The generator’s main loop is a tokio::select! future with 3 branches:

  • read a message from UDP or TCP
  • every second– gather up all the stats from this generator & send via mpsc channel to another task that will aggregate/log
  • listen for shutdown signal or any child tasks handles returning. Shutdown portions lifted from mini-redis

If this is all clear as mud, I’ve done my best to represent it visually. The blue boxes are tokio tasks, each with a reference to the Store, and showing the main futures they execute in green:



There are other elements at play here, like query generation, logging, and rate limiting, but I think I’ve covered the interesting bits. I’d be remiss if I didn’t mention the many awesome crates in the Rust ecosystem that make something like this application doable in a few thousand lines:

  • tokio obviously

  • trust-dns-proto is awesome for anything DNS related, they have first-class types for parsing and encoding dns messages

  • tracing takes care of logging, I use it in pretty much every project these days. nailgun is set up to output structured JSON or unstructured, and optionally write to file. There is some friction if you want to change tracing options at startup based on user input (cli flags in this case) however, the code can be a bit repetitive because tracing lifts its config to the type level (Layered is pretty much an HList afaict, reminds me a lot of tower’s Stack). There may be some better way to do this but I have not found it.

  • governor the nailgun repo still has remnants of a few token bucket yak shaves before I decided to just use this and everything “just worked”.

  • clap for arg parsing, although I had a few issues where clap couldn’t express the same parameter types as flamethrower meaning I had to diverge a bit. In flamethrower, you can pass -g randomlabel lblsize=10 lblcount=4 where the first arg to -g is one of a set of variants, then the others are variables passed to it. As far as I can tell there is no way to do that in clap. You can have a subcommand but not behind an arg, and you can parse key-value pairs but not like this.

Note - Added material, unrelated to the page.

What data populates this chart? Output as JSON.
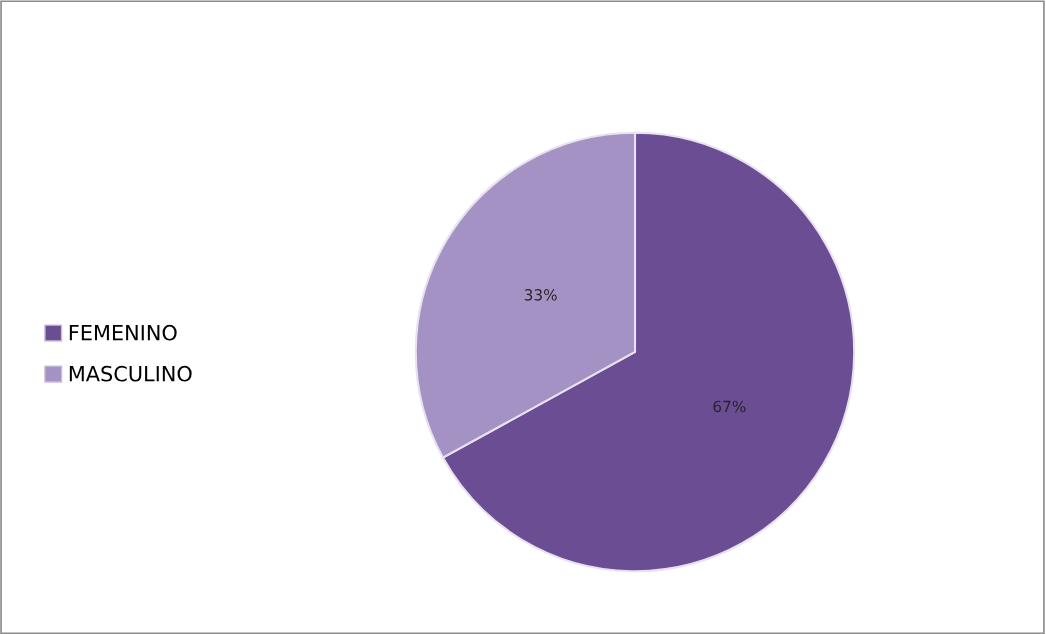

  • notable mentions: anyhow/parking_lot/async_trait

Current Limitations & Conclusion

There’s a couple things I’d like to improve. Firstly, the TCP traffic generator opens up a single TcpStream; this probably needs to change so that it’s more representative of the real world. More investigation needs to be done with running additional concurrent traffic generators there currently isn’t much of a performance difference. The statistics gathering/logging is a bit messy, and I’m sure there is room for better abstractions in a few places. So that’s pretty much everything :)

I’d also like to have the default traffic generating mechanism rate-limit itself once the downstream starts to return some threshold of timeouts, perhaps making this configurable. Currently, if you don’t pass a QPS (-Q queries per second) parameter then nailgun will just continue to send traffic as fast as possible. Also, there are some features flamethrower has that would be nice to add to nailgun too, like its ability to construct a “QPS flow”.